The 1912 Rotary convention in Duluth approved the Philadelphia design for the whole organization. To ensure uniformity, the club’s name was replaced by the association’s name, Rotary International. It probably didn’t hurt that the president of the Philadelphia club [who had designed that club’s emblem] became president of the International Association of Rotary Clubs at the Duluth convention.

Even after approval by the convention there was still a divergence in design of the emblem. Many local clubs still had their own wheel. Some wheels had 8 spokes, other had 10, some none at all. Some wheels had 16 gear cogs, some 20, some none. Even the Rotary staff at headquarters was confused. In April 1919, the Rotary wheel on the cover of The Rotarian magazine had 19 cogs. On the May issue’s cover the wheel had 20 cogs. On the June cover it had 27 cogs.

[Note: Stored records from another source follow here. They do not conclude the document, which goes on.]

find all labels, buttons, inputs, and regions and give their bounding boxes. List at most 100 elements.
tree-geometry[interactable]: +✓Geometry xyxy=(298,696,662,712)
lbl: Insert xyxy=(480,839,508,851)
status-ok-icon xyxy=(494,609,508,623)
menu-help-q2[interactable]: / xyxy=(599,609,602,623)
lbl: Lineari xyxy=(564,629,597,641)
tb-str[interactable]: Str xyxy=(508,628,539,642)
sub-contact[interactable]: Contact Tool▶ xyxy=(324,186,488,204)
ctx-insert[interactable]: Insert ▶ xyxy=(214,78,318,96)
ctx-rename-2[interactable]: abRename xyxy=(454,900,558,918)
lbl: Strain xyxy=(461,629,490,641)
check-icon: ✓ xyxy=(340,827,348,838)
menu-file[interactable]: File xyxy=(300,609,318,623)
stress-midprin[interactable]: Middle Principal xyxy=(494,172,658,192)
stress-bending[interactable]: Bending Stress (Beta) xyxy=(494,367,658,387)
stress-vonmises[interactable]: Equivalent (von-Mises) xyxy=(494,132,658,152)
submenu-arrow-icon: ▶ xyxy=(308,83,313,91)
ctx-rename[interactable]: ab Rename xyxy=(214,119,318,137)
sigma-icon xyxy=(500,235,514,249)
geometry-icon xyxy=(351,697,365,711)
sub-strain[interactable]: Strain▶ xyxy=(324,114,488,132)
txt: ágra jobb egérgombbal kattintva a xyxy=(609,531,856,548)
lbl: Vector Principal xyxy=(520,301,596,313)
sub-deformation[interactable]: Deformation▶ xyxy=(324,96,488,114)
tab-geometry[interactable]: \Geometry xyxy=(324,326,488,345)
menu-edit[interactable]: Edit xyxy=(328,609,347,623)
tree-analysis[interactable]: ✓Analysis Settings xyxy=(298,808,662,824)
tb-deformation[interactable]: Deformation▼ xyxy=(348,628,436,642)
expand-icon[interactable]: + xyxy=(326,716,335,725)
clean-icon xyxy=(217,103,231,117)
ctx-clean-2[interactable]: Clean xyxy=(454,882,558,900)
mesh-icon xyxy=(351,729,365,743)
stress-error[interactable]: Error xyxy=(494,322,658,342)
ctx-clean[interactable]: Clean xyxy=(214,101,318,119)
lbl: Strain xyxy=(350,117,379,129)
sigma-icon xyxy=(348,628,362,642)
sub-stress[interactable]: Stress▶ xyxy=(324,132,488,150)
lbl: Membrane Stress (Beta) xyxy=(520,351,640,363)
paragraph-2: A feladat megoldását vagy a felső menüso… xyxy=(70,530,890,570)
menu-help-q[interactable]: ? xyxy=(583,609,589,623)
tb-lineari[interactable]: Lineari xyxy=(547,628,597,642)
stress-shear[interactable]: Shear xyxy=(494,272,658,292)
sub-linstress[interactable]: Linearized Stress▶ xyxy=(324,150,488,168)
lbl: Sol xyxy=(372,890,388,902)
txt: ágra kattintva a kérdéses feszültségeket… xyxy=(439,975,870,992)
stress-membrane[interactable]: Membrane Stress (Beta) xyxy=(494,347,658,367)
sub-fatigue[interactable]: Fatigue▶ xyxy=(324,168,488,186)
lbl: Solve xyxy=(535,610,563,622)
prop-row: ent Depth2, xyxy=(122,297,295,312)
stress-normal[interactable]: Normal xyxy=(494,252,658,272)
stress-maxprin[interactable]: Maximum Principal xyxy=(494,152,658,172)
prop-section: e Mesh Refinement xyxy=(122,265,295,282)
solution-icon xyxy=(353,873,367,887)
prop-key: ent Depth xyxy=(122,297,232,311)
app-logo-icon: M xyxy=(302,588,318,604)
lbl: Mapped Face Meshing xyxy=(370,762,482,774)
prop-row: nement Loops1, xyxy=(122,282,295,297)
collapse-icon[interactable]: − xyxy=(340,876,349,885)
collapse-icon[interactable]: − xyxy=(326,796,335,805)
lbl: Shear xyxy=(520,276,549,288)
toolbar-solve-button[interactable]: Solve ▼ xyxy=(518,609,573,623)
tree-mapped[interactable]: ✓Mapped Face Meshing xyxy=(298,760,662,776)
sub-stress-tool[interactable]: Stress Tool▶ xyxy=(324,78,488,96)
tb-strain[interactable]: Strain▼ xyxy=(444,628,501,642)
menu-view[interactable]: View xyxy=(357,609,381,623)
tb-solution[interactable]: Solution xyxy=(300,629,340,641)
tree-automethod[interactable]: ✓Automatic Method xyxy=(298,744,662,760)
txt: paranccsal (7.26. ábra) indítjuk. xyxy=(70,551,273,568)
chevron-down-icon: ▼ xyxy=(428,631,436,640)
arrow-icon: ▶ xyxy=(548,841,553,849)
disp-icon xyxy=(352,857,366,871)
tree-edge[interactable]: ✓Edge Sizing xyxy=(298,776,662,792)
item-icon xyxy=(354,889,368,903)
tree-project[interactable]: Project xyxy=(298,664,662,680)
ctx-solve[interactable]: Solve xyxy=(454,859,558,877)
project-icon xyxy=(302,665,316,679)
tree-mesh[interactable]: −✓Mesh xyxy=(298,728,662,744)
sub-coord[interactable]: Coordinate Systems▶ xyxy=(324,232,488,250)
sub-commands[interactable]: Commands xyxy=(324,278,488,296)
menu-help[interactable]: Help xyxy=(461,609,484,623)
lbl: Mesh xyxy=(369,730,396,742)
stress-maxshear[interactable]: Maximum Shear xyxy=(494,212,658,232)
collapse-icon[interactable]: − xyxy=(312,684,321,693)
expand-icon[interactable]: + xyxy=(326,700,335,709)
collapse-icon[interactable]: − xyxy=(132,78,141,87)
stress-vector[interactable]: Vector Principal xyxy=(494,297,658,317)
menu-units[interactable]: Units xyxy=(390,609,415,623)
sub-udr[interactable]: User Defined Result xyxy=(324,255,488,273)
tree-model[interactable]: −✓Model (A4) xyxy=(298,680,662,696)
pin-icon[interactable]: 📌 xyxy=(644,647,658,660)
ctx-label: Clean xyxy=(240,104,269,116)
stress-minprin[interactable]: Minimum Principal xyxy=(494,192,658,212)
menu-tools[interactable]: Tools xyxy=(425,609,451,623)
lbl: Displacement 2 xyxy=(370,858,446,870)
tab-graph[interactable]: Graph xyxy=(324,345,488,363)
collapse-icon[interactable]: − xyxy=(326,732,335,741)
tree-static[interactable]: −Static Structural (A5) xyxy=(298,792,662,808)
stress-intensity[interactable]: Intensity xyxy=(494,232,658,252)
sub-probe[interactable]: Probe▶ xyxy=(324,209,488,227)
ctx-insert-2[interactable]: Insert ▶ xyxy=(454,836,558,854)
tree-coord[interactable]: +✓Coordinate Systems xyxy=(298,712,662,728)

In 1918, a Rotarian engineer from Minnesota petitioned Rotary to amend the design of the wheel. He said that a cogwheel with 19 cogs would not work. He said that the emblem had square-cornered teeth of disproportionate size, that the cogs were irregularly spaced. This Rotarian, Oscar Bjorge, said the emblem was “an insult to engineering that only the brain of an artist could conceive.” So he sketched a new wheel, with 6 spokes [symbolizing the 6 Objects of Rotary at that time] and 24 cogs or teeth. He also added a keyway, which locks a wheel to a hub, thus making it “a worker and not an idler.”

In 1928, the exact specifications of this engineer were written into the Manual of Procedure, approved at the 1929 Dallas convention. The specifications have been unchanged ever since. The geared Rotary wheel appears today throughout the world on millions of lapel pins, flags, ties, jewelry of all sorts, etc. It has been pasted on billboards and postage stamps in more than 100 countries. The Rotary wheel started as an idea in the mind of founder Paul Harris nearly 100 years ago. It remained in its present exact form for 75 years, until 25 August 2013.